Neuf Français sur dix sont favorables à une loi sur l’euthanasie. Ils sont même 98% parmi les plus de 65 ans. Quelle loi? Le sondage de BVA reste flou sur ce point. Il est plus précis sur la question suivante: qui doit décider de l’euthanasie? Réponse plus partagée: 53% estiment que c’est à la famille de décider, 41% au médecin et 5% au juge… Et si la famille n’arrive pas à s’entendre? Une loi rédigée selon le voeu majoritaire des sondés n’aurait pas empêché le drame entourant Vincent Lambert.
A vrai dire, aucune loi ne réglera la question de la fin de vie de façon totalement satisfaisante. Car la mort d’un homme ou d’une femme est forcément, toujours, un cas particulier, aussi particulier que l’individu concerné. Or la loi ne sait traiter que des cas généraux. Gageons que le prochain projet de loi, s’il y en a un, se révèlera aussi imparfait que la loi Leonetti actuellement en vigueur.

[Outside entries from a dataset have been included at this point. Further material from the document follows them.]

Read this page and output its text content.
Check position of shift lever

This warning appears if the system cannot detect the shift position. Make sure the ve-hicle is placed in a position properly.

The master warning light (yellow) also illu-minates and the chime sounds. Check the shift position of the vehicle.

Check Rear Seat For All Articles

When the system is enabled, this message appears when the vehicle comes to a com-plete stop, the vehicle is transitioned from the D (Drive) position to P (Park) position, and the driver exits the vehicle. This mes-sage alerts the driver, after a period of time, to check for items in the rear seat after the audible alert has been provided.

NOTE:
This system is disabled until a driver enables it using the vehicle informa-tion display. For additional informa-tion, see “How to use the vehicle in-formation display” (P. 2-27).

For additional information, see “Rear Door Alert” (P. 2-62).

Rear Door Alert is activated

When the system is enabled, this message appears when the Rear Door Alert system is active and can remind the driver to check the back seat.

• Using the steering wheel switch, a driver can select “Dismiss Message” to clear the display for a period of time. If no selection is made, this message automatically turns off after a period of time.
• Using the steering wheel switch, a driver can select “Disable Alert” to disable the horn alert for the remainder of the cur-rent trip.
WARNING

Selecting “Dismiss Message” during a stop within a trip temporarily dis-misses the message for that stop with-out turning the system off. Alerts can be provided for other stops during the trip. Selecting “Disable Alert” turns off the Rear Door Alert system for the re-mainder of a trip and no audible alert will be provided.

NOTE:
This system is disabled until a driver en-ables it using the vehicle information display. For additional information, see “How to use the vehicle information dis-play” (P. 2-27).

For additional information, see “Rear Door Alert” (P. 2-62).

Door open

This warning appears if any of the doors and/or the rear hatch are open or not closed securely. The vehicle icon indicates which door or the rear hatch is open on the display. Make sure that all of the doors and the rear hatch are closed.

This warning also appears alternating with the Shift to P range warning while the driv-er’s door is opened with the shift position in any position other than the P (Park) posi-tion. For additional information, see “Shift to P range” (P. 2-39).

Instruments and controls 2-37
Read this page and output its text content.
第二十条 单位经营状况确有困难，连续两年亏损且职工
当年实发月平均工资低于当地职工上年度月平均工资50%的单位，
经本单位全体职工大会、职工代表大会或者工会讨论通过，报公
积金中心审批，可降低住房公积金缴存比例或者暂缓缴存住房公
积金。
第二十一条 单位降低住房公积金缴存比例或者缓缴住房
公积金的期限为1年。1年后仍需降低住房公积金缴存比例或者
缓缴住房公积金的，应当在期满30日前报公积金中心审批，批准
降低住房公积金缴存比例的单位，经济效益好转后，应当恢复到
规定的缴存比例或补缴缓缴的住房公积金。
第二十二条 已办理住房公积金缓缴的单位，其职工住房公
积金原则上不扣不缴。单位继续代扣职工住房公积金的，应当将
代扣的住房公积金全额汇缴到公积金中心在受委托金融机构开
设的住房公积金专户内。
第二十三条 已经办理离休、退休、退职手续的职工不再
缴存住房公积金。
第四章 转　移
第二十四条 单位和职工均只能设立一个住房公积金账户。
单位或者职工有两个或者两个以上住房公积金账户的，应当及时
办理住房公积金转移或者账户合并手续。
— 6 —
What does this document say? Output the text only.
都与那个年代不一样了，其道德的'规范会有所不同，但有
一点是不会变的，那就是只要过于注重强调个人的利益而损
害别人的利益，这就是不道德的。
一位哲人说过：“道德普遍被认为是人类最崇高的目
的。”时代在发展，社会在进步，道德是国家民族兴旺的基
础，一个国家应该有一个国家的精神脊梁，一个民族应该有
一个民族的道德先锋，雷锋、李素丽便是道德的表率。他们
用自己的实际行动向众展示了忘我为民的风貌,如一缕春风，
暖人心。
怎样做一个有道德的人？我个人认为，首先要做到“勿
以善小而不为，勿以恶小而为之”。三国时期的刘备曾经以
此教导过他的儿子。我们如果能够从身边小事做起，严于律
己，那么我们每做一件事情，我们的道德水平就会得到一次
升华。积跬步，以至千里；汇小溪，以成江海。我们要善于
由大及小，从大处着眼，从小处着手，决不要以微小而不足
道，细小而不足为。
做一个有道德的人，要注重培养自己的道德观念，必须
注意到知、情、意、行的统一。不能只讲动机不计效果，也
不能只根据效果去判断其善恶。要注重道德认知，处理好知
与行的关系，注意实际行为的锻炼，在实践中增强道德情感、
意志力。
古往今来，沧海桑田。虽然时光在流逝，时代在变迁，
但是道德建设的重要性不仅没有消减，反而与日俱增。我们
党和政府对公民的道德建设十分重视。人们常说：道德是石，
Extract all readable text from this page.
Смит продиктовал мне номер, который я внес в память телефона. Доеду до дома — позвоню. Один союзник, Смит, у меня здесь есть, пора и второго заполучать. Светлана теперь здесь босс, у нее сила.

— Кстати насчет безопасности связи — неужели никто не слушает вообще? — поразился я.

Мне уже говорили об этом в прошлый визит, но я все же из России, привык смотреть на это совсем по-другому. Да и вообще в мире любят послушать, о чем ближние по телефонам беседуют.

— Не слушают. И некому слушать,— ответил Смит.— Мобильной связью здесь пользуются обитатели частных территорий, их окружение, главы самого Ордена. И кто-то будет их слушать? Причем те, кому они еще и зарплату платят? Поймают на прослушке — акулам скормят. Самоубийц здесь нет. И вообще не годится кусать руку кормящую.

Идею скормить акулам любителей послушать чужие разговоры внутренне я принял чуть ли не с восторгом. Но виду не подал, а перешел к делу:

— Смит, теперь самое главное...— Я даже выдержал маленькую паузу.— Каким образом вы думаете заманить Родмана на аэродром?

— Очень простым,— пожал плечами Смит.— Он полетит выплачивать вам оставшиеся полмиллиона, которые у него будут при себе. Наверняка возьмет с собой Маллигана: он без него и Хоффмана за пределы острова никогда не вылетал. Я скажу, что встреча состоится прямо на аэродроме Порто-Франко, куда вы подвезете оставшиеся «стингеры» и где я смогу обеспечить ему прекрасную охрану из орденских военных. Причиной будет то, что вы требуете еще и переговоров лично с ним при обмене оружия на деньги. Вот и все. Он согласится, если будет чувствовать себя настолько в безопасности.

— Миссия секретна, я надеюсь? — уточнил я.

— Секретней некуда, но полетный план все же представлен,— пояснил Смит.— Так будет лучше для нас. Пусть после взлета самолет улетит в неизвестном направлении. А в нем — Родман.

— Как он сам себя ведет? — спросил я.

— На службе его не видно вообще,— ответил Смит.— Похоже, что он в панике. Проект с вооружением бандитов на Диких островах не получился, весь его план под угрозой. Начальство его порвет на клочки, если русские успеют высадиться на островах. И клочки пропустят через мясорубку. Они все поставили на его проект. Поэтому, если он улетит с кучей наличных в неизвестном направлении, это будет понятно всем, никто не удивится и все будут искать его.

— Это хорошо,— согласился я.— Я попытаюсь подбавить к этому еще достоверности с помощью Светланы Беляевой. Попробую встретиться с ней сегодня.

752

Quelle est la réalité des pratiques concernant la fin de vie? Elle ne se résume certainement pas aux quelques affaires médiatiques qui éclaboussent la Une de nos journaux. La réalité c’est celle des services de soins palliatifs, des centres anti-cancéreux, des chambres d’hôpitaux où vie et mort se jouent dans une relation intime entre un médecin, un patient, et sa famille lorsqu’il y en a une. C’est une pompe à morphine dont on ouvre le robinet plus ou moins grand, c’est une intervention chirurgicale qu’on décide de ne pas faire. Celui qui a entendu une fois un médecin lui dire à propos d’un proche “s’il souffre trop n’hésitez pas à ouvrir plus le robinet…” sait qu’à cet instant on se fout du code pénal comme de sa première chemise. Quand s’installe entre soignants et proches un dialogue sur l’utilité des soins, sur la nécessité de faire durer les souffrances… on est dans un territoire où la loi et le droit n’ont plus leur place. Il ne reste que la conscience, l’émotion, la dignité, la souffrance et la compassion… Aucune loi ne pourra jamais les codifier. Aucune loi ne pourra jamais décider à la place d’un médecin que la souffrance surpasse l’espérance de rémission, aucune loi ne pourra jamais fixer les conditions dans lesquelles un père, un mère, un fils, une épouse, peut décider de mettre fin à une vie.
Il existe une possibilité pour chacun de dire, ou d’écrire, qu’il ne souhaite pas, le concernant, d’acharnement thérapeutique. Ce n’est pas au législateur de décider ou commence l’acharnement thérapeutique, mais aux soignants. Il appartient aux juges de déterminer, lorsqu’il y a une contestation, s’il y a eu abus ou pas. Le cour d’assises de Pau l’a fait de façon particulièrement humaine et responsable. Restons en là. Et acceptons qu’il existe un espace de “non-droit” juste à la frontière entre la vie et la mort.
Tout à fait d’accord avec votre description-analyse réfléchie et humaniste de ce moment si particulier qu’est la fin de vie. Une question du coup qui me taraude : pourquoi diable le parquet a-t-il fait appel concernant l’acquittement du docteur Bonnemaison ??
Comme vous, je trouve cet appel incompréhensible.